‘Be Prepared for Significant Russian Gains’ Warns Former British Commander in Afghanistan

Russian
Russian Defence Ministry Press Service via AP

The former commander of British forces in Afghanistan’s dangerous Helmand province has warned people in the West to be prepared for “significant” Russian advances in the coming weeks.

With many Western observers buoyed by Ukrainian successes including the abandonment of Russia’s northern front against Kyiv (Kiev), rout from most of the Kharkiv (Kharkov) region, and retreat across the River Dnieper from Kherson city in 2022, some have developed a feeling that the largely static front lines of the Ukraine war indicate that the Russian military is a spent force.

However, Colonel Richard Kemp, formerly attached to the Joint Intelligence Committee and COBRA at the Cabinet Office, has warned against such complacency, noting that hundreds of thousands of mobilised reservists are now “pouring into Ukraine in preparation for what is expected to be a major offensive in the coming days and weeks.”

“Putin has a much greater advantage in troop numbers than he did when he invaded a year ago,” Kemp suggested in an article for The Telegraph newspaper, which is close to Britain’s governing Conservative (Tory) Party.

The retired officer also said people should not put too much stock in reports of Russian forces “running low on artillery shells”, for example, stating that “Putin’s war stocks are vast, and his factories have been working around the clock to churn out even more.”

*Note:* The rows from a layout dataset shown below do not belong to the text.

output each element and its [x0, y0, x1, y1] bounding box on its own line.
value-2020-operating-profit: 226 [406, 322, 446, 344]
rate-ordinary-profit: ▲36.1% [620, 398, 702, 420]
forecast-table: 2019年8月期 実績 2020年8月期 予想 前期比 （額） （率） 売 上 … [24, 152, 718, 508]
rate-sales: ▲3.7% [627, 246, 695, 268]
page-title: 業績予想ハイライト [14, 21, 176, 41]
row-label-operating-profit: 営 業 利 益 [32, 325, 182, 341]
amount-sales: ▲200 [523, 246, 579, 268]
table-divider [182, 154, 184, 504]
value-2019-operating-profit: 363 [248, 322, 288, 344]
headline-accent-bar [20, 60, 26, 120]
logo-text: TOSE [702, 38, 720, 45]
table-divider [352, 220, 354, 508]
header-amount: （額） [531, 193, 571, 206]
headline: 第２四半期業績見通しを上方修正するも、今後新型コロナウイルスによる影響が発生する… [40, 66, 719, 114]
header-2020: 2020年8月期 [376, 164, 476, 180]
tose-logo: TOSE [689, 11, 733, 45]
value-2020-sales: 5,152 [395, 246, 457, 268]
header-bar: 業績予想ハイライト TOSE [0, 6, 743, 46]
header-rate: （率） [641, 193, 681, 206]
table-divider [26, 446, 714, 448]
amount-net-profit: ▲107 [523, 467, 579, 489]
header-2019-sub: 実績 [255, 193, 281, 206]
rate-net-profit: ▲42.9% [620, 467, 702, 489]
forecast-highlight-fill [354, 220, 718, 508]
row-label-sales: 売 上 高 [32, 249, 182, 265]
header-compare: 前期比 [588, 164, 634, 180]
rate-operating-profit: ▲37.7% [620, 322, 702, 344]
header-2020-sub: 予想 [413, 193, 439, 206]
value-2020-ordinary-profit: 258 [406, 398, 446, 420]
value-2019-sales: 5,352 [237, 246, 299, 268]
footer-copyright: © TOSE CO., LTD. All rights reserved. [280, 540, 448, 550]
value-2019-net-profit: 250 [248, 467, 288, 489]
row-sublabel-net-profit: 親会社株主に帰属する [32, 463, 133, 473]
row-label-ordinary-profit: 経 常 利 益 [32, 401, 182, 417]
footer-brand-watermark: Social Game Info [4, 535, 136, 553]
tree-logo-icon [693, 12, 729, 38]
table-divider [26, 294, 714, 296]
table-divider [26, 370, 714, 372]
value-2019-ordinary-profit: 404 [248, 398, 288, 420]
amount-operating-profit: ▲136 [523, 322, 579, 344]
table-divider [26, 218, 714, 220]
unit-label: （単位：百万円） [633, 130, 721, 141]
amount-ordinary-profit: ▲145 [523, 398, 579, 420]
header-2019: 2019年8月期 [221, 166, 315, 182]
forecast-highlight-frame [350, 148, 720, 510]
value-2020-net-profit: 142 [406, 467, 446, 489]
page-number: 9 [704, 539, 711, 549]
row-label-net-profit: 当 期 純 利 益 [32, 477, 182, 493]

“Under pressure towards the end of last year, Russia withdrew its forces to positions of strength, trading ground for time as it massed resources for a planned hammer blow while grinding down the Ukrainians in the east, softening them up for the assault to come,” he said, describing recent attacks centred on the Donbas city of Bakhmut, in which the Russians have allegedly been losing huge numbers of troops in frontal assaults, were being carried out in “time-honoured Russian style.”

“With so many more men and resources at its disposal, Moscow will be able to sustain higher casualty rates. This is why Russia tends to do better in wars the longer they go on – it can bring more to bear over time,” he suggested.

Colonel Kemp was clear that, in his view, Russian forces have “performed abysmally”, but said there are indications that they have been learning lessons and “as in the Second World War… may be recovering from [their] earlier disasters” — a reference the early part of the invasion of Soviet territory by Germany and its allies, which saw the Red Army destroyed, routed, or surrounded across swathes of territory, though the conflict would ultimately end with Soviet troops hoisting their flag over Berlin.

The West “must”, the Briton insisted, be “prepared for significant Russian gains in the coming weeks” and “be realistic about how bad things could be – otherwise the shock risks dislodging Western resolve.”

He concluded by saying that Western powers must not only “maintain our combat supplies to Ukraine” but “step [them] up even further and even faster” — though earlier in his article he conceded that “the truth is that recent promises of new combat equipment for Ukraine… are unlikely to be fulfilled in time to have an impact in this battle if Putin launches his offensive on the timetable Kyiv predicts.”

Indeed the United States, for example, has indicated that a promised shipment of M1 Abrams heavy tanks will not arrive for “months, as opposed to weeks” according to Joe Biden administration officials.

The Kremlin, for its part, has insisted that Western weapons shipments “can add pain to the Ukrainian people and prolong its sufferings, but principally they will be unable to solve anything [or] disrupt the process of achieving the goals of the special military operation,” as it still terms its full-scale invasion of the country.